パニック障害自体は命に関わる病気ではありませんが、早いうちに治療を受ける必要があります。パニック発作が起きないようにコントロールする為に薬物療法から始まることもあります。SSRIという薬が主に使用され、少量から少しづつ量を増やしていきます。SSRIは、うつ病にも効果がある薬なので、うつ病の予防にもなるのです。
しかし、薬の服用だけで完治するものではありません。予期不安や広場恐怖といった回避行動が残っている場合もあります。その場合、取り入れられるのが、認知行動療法です。発作などから避けている場所へ、少しずつ近づいて行けるように、計画を立てながら治療していきます。
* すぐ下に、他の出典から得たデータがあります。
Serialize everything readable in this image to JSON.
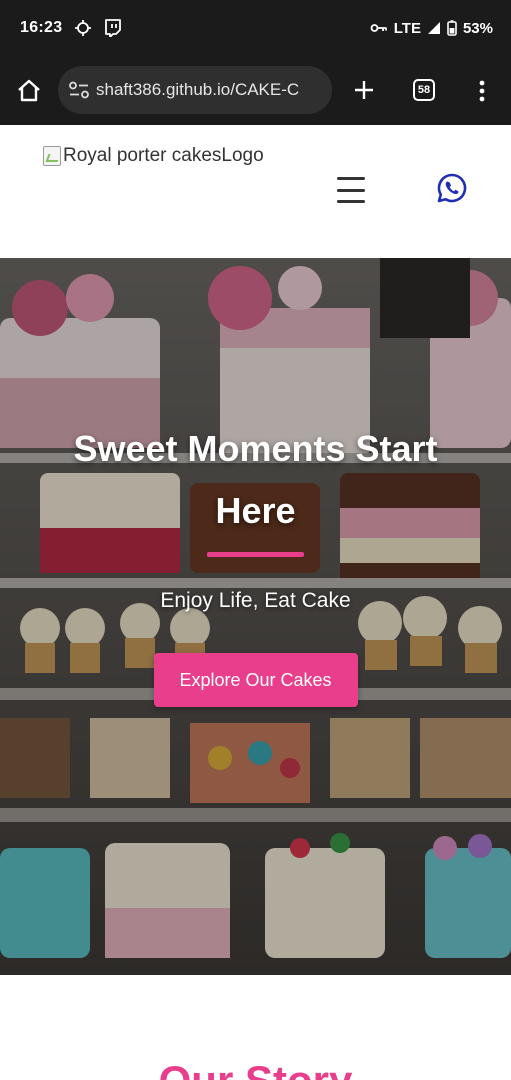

また、日常生活の中でストレスを減らしたり、疲れや睡眠不足などにも注意し、なるべく負担をかけないように生活する事を心掛けます。
すぐに治る病気ではない為、完治するには時間がかかります。だからこそ自分を追い詰めたり、焦ったりしない事が大切です。
長い期間をかけて治療するにあたり、必要となるのは周囲の理解です。苦しさにより添う存在は社会生活に復帰するにあたり必要不可欠なものとなります。
この病気に苦しんでいる方に出会ったときは、どうか本人の気の持ちようなどと言わず、回復できるよう見守ってあげてくださいね。